Trauma
- First edition
- Author: Patrick McGrath
- Language: English
- Publisher: Bloomsbury
- Publication place: United Kingdom
- Media type: Print
- Pages: 210 pp
- ISBN: 9780747596646
- Preceded by: Port Mungo

= Trauma (novel) =

2008 novel by Patrick McGrath

Trauma is a 2008 novel by British author Patrick McGrath, centered on post-traumatic stress disorder cases as narrated by an American psychiatrist.

==Plot summary==
Set during the 1970s, Trauma focuses on the life of Dr. Charlie Weir, who lives and works in New York City as a psychiatrist specializing in the treatment of posttraumatic stress disorder. Charlie's narration begins with a reminiscence of his early life and his mother's developing struggle with depressive illness, before moving into other traumatic instances of his relationship with his mother before the revelation of her death. Charlie rekindles a relationship with his ex-wife Agnes of the day of his mother's funeral, triggering Charlie to relive the reasons for their separation, namely the suicide of Agnes brother Danny. Eight years prior to this, Charlie worked as a psychotherapist helping veterans of the Vietnam War to overcome their post-traumatic stress. Included amongst his patients was Danny, who was well-respected by the other veterans, though rarely spoke. Charlie, in an attempt to draw him out of his malaise, followed Danny to a bar and attempted to engage him about his experiences, an act that Charlie would later believe to be the direct cause for man's suicide, as soon after he killed himself with a gun in his shower. At the same time as Charlie is recounting these memories, he has also begun a new relationship with Nora Chiara, which quickly turns sour. Nora begins to have violent nightmares that Charlie attributes to some psychological disorder, though she refuses to seek treatment. The strain this places on their relationship, in combination with Charlie's negative relationship with his family and his continuing return to painful memories associated with Danny, forces Charlie to confront his repressed traumas. He retreats to an old family holiday destination in the Catskills, triggering the repressed memory of his mother threatening to kill him at gun point, and ending in a confrontation with his brother and father in which Charlie shoots his brother.
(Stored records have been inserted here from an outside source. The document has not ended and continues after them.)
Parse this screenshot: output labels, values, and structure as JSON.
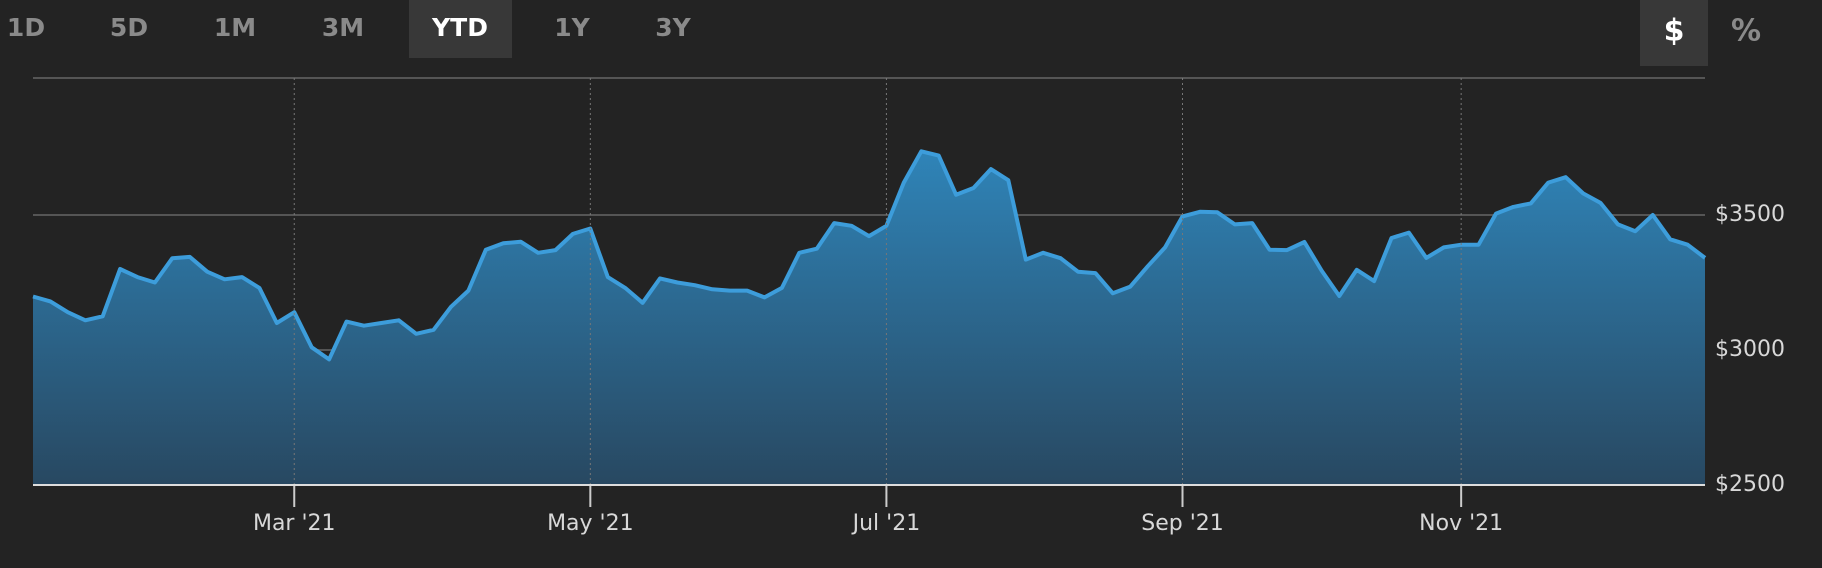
{
  "range_buttons": [
    {
      "label": "1D"
    },
    {
      "label": "5D"
    },
    {
      "label": "1M"
    },
    {
      "label": "3M"
    },
    {
      "label": "YTD",
      "selected": true
    },
    {
      "label": "1Y"
    },
    {
      "label": "3Y"
    }
  ],
  "unit_buttons": [
    {
      "label": "$",
      "selected": true
    },
    {
      "label": "%"
    }
  ],
  "chart_data": {
    "type": "area",
    "categories": [
      null,
      null,
      null,
      null,
      null,
      null,
      null,
      null,
      null,
      null,
      null,
      null,
      null,
      null,
      null,
      "Mar '21",
      null,
      null,
      null,
      null,
      null,
      null,
      null,
      null,
      null,
      null,
      null,
      null,
      null,
      null,
      null,
      null,
      "May '21",
      null,
      null,
      null,
      null,
      null,
      null,
      null,
      null,
      null,
      null,
      null,
      null,
      null,
      null,
      null,
      null,
      "Jul '21",
      null,
      null,
      null,
      null,
      null,
      null,
      null,
      null,
      null,
      null,
      null,
      null,
      null,
      null,
      null,
      null,
      "Sep '21",
      null,
      null,
      null,
      null,
      null,
      null,
      null,
      null,
      null,
      null,
      null,
      null,
      null,
      null,
      null,
      "Nov '21",
      null,
      null,
      null,
      null,
      null,
      null,
      null,
      null,
      null,
      null,
      null,
      null,
      null,
      null
    ],
    "values": [
      3198,
      3180,
      3140,
      3110,
      3125,
      3300,
      3270,
      3250,
      3340,
      3345,
      3290,
      3262,
      3270,
      3230,
      3100,
      3140,
      3010,
      2965,
      3105,
      3090,
      3100,
      3110,
      3060,
      3075,
      3160,
      3220,
      3371,
      3395,
      3401,
      3360,
      3370,
      3430,
      3450,
      3270,
      3230,
      3175,
      3265,
      3250,
      3240,
      3225,
      3220,
      3220,
      3195,
      3230,
      3360,
      3375,
      3470,
      3460,
      3422,
      3460,
      3620,
      3736,
      3720,
      3575,
      3600,
      3670,
      3629,
      3335,
      3360,
      3340,
      3290,
      3285,
      3210,
      3235,
      3310,
      3380,
      3495,
      3512,
      3510,
      3465,
      3470,
      3371,
      3370,
      3400,
      3293,
      3200,
      3297,
      3255,
      3415,
      3435,
      3341,
      3380,
      3390,
      3390,
      3505,
      3530,
      3543,
      3620,
      3640,
      3580,
      3545,
      3465,
      3440,
      3500,
      3410,
      3390,
      3341
    ],
    "color": "#3d9ddb",
    "ylim": [
      2500,
      4000
    ],
    "yticks": [
      {
        "value": 2500,
        "label": "$2500"
      },
      {
        "value": 3000,
        "label": "$3000"
      },
      {
        "value": 3500,
        "label": "$3500"
      }
    ],
    "grid": true
  }
}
The novel ends as Charlie waits for psychiatric aid to arrive, and, as he believes, to be taken 'home' to a state hospital for the insane.

== Themes ==

=== Post-Traumatic Stress Disorder ===

A central theme of the text is the effects of post-traumatic stress and the ways in which the mind deals with significant psychological trauma. As McGrath states:[Charlie Weir] suffers trauma, but then rather than try to heal himself, have it seen to as he says, he instead examines it rather like a scientist, who has scratched his skin and infected himself with some virus. He watches it, simply out of the curiosity as to what psychologically it looks like when one suffers the sort of disorder – the sort of post-traumatic disorder – that he has observed in his patients.

== Reception ==
Trauma received positive reviews from critics. In a review for The Guardian, Hilary Mantel praised McGrath's "imaginative scope" and "vigilant" methods, finding the novel effective as a "sober, tightly written character study." However, she felt it didn't quite convey the sense of dread it was building toward.

Writing in the New York Times, Michiko Kakutani said that while not as Gothic as some of McGrath's previous works, Trauma still showcases his "potent storytelling powers" in portraying the protagonist's "emotional distress" and "fevered brain." She described it as a "transitional work" for McGrath that relies less on metaphor and the bizarre.

Lucy Beresford, reviewing the novel for the New Statesman, called Trauma a "haunting account" and a "gritty exposé of life on the hinterland of sanity." She commended McGrath's ability to explore dark psychological extremes without alienating the reader, and his adept handling of clinical details.